I designed an all-in-one app making users book and keep their tour tickets. Why app? Since mobile phones are most accessible and most used tool when you travel or move around, an app will easily notify you when and where to go.
Home screen
Home screen shows your famous tours and travel histories with precise, clean, and essential information about your flights.
If you have no ideas where to start, the city collection can give you some tour suggestions.
View and build your tour
After clicking a tour card from home screen, you can see detailed information about this tour.
Then, you can select dates, tour packages, and guest numbers .
Buy and get tour tickets
Add credit card info can purchase the tour.
Once you finish the payment, you can keep your ticket on your mobile phone. A quick scan and you're good to go!
Research
As a person who loves to travel and travels a lot, I never really liked the process of keeping and using tour tickets. From booking tours, and keeping the tickets to using it, the experience became daunting. And I wonder if there is a way to make the whole experience fun again, avoiding the annoying feeling when organize the tour tickets.
Findings
From interviews and other methods, I found out that most people have been worried that they might lose their paper copy tickets. Three people among the interviewees lost tickets before.
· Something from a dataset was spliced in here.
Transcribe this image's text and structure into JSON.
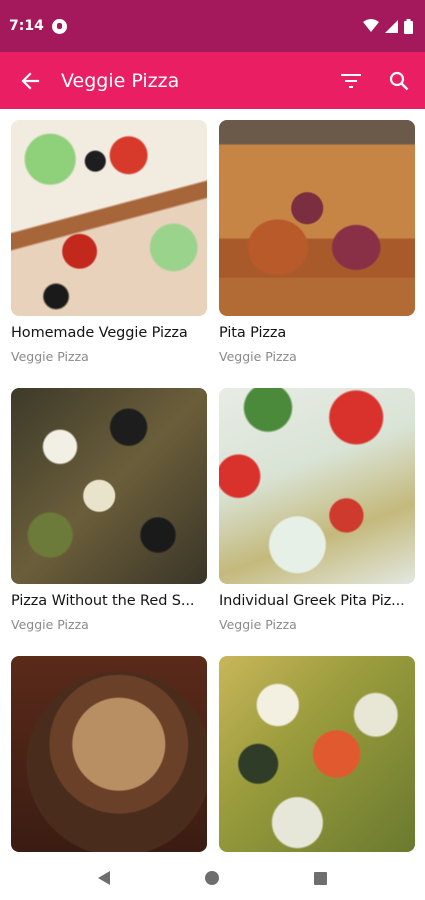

All participants agree that they had experienced the anxiety of this.

Booking tours on one app?

Worry about
losing tickets

Paper copy tickets
are annoying
User journey


Design iteration
How much information is just enough of a tour for users?
Tour titles, descriptions, and reviews, are important but wordy.
My solution is to add a “show more” button and a pop-out info page to hide information from the page.
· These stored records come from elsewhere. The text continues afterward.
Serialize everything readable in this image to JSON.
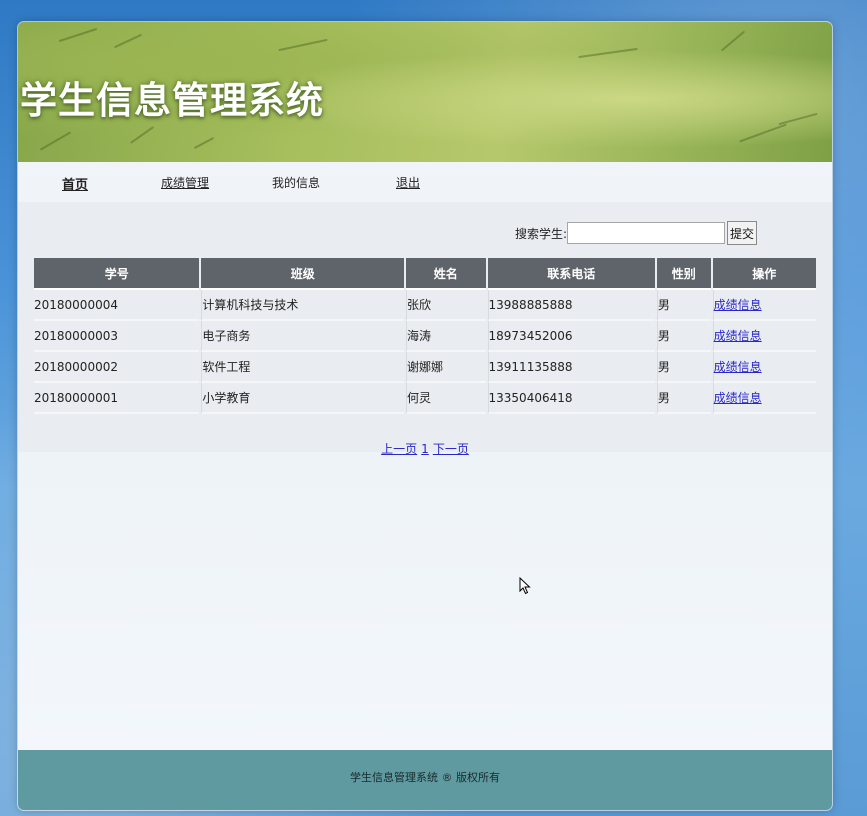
{
  "banner": {
    "title": "学生信息管理系统"
  },
  "nav": {
    "home": "首页",
    "scores": "成绩管理",
    "my_info": "我的信息",
    "logout": "退出"
  },
  "search": {
    "label": "搜索学生:",
    "value": "",
    "button": "提交"
  },
  "table": {
    "headers": [
      "学号",
      "班级",
      "姓名",
      "联系电话",
      "性别",
      "操作"
    ],
    "rows": [
      {
        "id": "20180000004",
        "class": "计算机科技与技术",
        "name": "张欣",
        "phone": "13988885888",
        "gender": "男",
        "action": "成绩信息"
      },
      {
        "id": "20180000003",
        "class": "电子商务",
        "name": "海涛",
        "phone": "18973452006",
        "gender": "男",
        "action": "成绩信息"
      },
      {
        "id": "20180000002",
        "class": "软件工程",
        "name": "谢娜娜",
        "phone": "13911135888",
        "gender": "男",
        "action": "成绩信息"
      },
      {
        "id": "20180000001",
        "class": "小学教育",
        "name": "何灵",
        "phone": "13350406418",
        "gender": "男",
        "action": "成绩信息"
      }
    ]
  },
  "pager": {
    "prev": "上一页",
    "page": "1",
    "next": "下一页"
  },
  "footer": {
    "text": "学生信息管理系统 ® 版权所有"
  },
  "colors": {
    "header_bg": "#5f646a",
    "link": "#2a27c9",
    "footer_bg": "#5e9aa0"
  }
}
Does “ticket” deserve an independent tab?
In the beginning, I put tickets within the “profile tab”. However, users’ feedback suggested that it is not intuitive enough to find and show tickets when needed. Thus, I add an independent ticket tab.
Where should I put the tour price?
Tour price is probably the top concern for travelers. Compared to putting it on the bottom of the detail page, I think making it fixed is a better way.
Takeway
The most important thing I learned from this project is always focus on users' processes. Therefore, a usability test is especially vital. The design changes I made after usability testing were all so basic that I was shocked that I ignored them when making wireframes. To avoid this individual bias, I should keep reminding myself that I should hold a user's perspective instead of a designer's perspective when designing. Plus, always seeking feedback at every stage.